I wrote last year about macrocyclic compounds and their potential as drugs. Now BioCentury has a review of the companies working in this area, and there are more of them than I thought. Ensemble and Aileron are two that come to mind (if you count “stapled peptides” as macrocycles, and I think they should). But there are also Bicycle, Encycle, Lanthio, Oncodesign, Pepscan, PeptiDream, Polyphor, Protagonist, and Tranzyme (update – now merged with Ocera). These companies have a lot of different approaches. Many of them (but not all) are using cyclic peptides, but there are different ways of linking these, different sorts of amino acids you can use in them, and so on. And the non-peptidic approaches have an even wider variety. So I’ve no doubt that there’s room in this area for all these companies – but I also have no doubt that not all these approaches are going to work equally well. And we’re just barely getting to the outer fringes of sorting that out:
While much of the excitement over macrocycles is due to their potential to disrupt intracellular protein-protein interactions, every currently disclosed lead program in the space targets an extracellular protein. This reality reflects the challenge of developing a potent and cell-penetrant macrocyclic compound.

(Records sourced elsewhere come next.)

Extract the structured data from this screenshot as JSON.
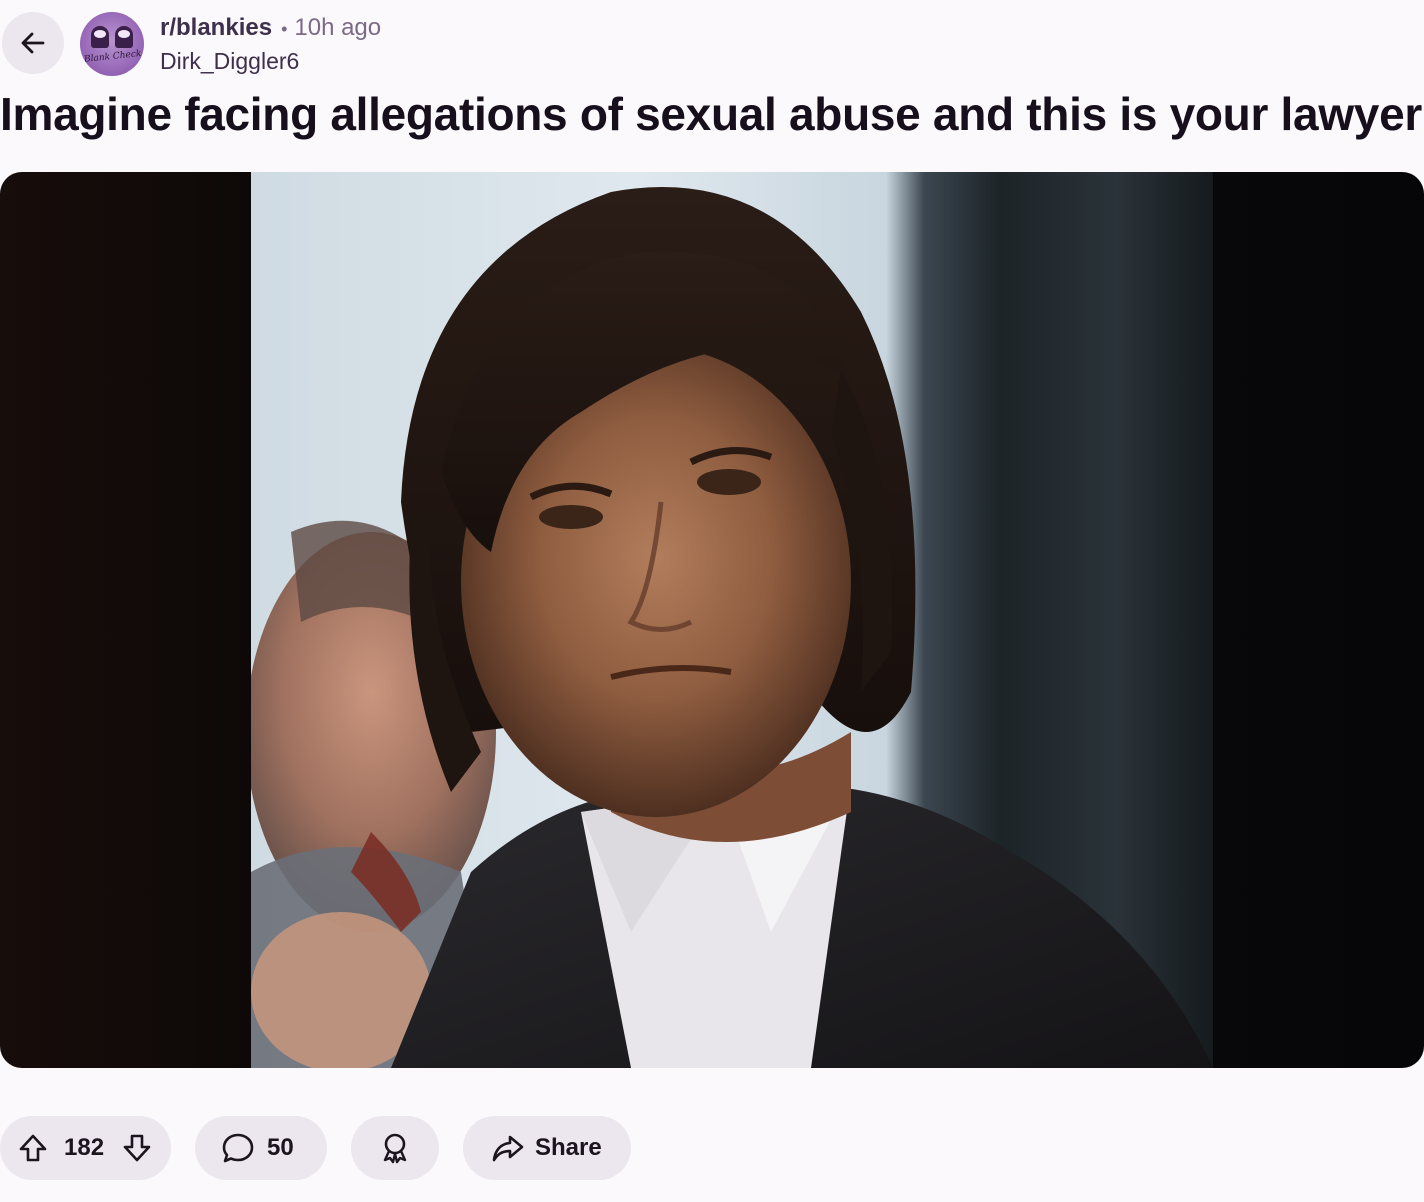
{
  "post": {
    "subreddit": "r/blankies",
    "separator": "•",
    "time_ago": "10h ago",
    "author": "Dirk_Diggler6",
    "title": "Imagine facing allegations of sexual abuse and this is your lawyer",
    "subreddit_icon_text": "Blank Check"
  },
  "media": {
    "kind": "image",
    "description_icon": "photo"
  },
  "actions": {
    "upvotes": "182",
    "comments": "50",
    "share_label": "Share"
  },
  "colors": {
    "background": "#fbf9fc",
    "pill": "#ece6ee",
    "text": "#1c1520",
    "muted": "#7b6a86",
    "avatar": "#9b6dbb"
  },
  "icons": {
    "back": "arrow-left-icon",
    "upvote": "arrow-up-icon",
    "downvote": "arrow-down-icon",
    "comment": "speech-bubble-icon",
    "award": "award-ribbon-icon",
    "share": "share-arrow-icon"
  }
}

Tranzyme and Polyphor are the only companies with macrocyclic compounds in the clinic. Polyphor’s lead compound is POL6326, a conformationally constrained peptide that antagonizes CXC chemokine receptor 4 (CXCR4; NPY3R). It is in Phase II testing to treat multiple myeloma (MM) using autologous transplantation of hematopoietic stem cells.

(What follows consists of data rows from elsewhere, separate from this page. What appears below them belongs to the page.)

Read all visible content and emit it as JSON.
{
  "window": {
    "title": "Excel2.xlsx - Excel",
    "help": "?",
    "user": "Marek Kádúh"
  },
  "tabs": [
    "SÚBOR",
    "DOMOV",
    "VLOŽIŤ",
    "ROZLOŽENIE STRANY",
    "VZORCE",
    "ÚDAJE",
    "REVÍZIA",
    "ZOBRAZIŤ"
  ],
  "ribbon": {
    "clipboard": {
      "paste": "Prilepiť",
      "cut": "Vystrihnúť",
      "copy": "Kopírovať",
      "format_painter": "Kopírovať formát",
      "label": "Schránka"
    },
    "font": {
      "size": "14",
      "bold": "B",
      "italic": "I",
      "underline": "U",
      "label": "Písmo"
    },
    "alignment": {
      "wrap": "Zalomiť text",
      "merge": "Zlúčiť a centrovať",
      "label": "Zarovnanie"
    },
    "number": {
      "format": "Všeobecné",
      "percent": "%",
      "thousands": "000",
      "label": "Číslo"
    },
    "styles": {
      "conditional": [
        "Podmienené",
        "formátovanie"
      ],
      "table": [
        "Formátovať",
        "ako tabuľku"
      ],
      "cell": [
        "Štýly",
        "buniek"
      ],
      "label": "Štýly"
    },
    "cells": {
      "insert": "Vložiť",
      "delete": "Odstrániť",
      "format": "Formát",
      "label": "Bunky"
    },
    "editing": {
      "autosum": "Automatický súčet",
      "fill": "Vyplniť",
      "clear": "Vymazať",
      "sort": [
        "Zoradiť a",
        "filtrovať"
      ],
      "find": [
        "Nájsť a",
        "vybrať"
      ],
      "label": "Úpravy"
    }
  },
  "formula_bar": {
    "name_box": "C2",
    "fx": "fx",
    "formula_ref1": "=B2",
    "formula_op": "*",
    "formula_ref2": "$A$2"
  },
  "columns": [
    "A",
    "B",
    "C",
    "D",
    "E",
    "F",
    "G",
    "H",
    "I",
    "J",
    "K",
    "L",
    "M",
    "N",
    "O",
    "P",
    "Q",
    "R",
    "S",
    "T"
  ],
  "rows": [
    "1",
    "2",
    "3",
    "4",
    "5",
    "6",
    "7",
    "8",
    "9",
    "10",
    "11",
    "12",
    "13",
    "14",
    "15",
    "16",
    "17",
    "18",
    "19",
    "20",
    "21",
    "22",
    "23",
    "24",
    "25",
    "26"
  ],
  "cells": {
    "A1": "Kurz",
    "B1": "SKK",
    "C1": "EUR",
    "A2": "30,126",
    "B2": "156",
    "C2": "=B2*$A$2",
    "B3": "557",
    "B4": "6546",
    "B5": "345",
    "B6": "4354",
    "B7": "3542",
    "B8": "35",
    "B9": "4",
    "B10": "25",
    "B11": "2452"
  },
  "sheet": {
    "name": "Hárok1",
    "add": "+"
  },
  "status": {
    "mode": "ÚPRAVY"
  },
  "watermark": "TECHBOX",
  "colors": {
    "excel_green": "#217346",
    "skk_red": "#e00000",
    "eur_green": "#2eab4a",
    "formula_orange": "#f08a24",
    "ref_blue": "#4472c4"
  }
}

Tranzyme’s lead compound is TZP-102, an orally administered ghrelin receptor agonist in Phase IIb testing to treat diabetic gastroparesis.

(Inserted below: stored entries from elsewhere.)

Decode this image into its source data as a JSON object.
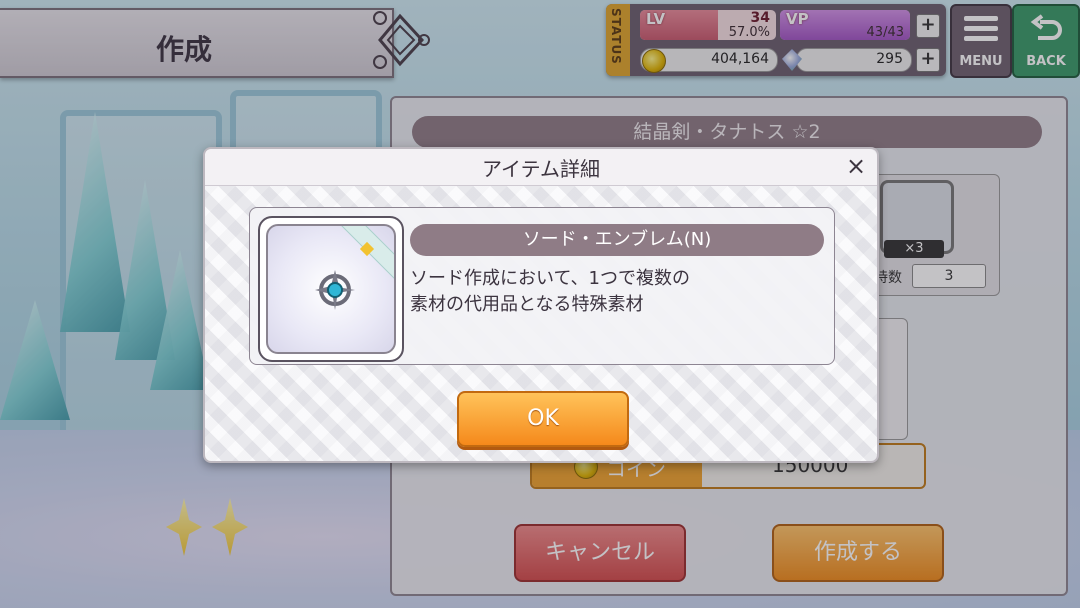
{
  "header": {
    "title": "作成"
  },
  "status": {
    "tab_label": "STATUS",
    "lv_label": "LV",
    "lv_value": "34",
    "lv_percent": "57.0%",
    "lv_progress": 0.57,
    "vp_label": "VP",
    "vp_value": "43/43",
    "vp_progress": 1.0,
    "coins": "404,164",
    "gems": "295",
    "plus_label": "+"
  },
  "nav": {
    "menu_label": "MENU",
    "back_label": "BACK"
  },
  "background_panel": {
    "weapon_name": "結晶剣・タナトス ☆2",
    "material_count": "×3",
    "owned_label": "持数",
    "owned_value": "3",
    "cost_label": "コイン",
    "cost_value": "150000",
    "cancel_label": "キャンセル",
    "create_label": "作成する"
  },
  "modal": {
    "title": "アイテム詳細",
    "close_label": "×",
    "item_name": "ソード・エンブレム(N)",
    "description_line1": "ソード作成において、1つで複数の",
    "description_line2": "素材の代用品となる特殊素材",
    "ok_label": "OK"
  },
  "colors": {
    "accent_orange": "#f5891b",
    "name_band": "#8f7c86",
    "cancel_red": "#d44c4c"
  }
}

Two weeks ago, Aileron announced it hopes to start clinical development of its lead internally developed program in 2013. The compound, ALRN-5281, targets the growth hormone-releasing hormone (GHRH) receptor.
Early days, then. It’s understandable that the first attempts in this area will come via extracellular-acting, iv-administered agents – those are the lowest bars to clear for a new technology. But if this area is going to live up to its potential, it’ll have to go much further along than that. We’re going to have to learn a lot more about cellular permeability, which is a very large side effect (a “positive externality”, as the economists say) of pushing the frontiers back like this: you figure these things out because you have to.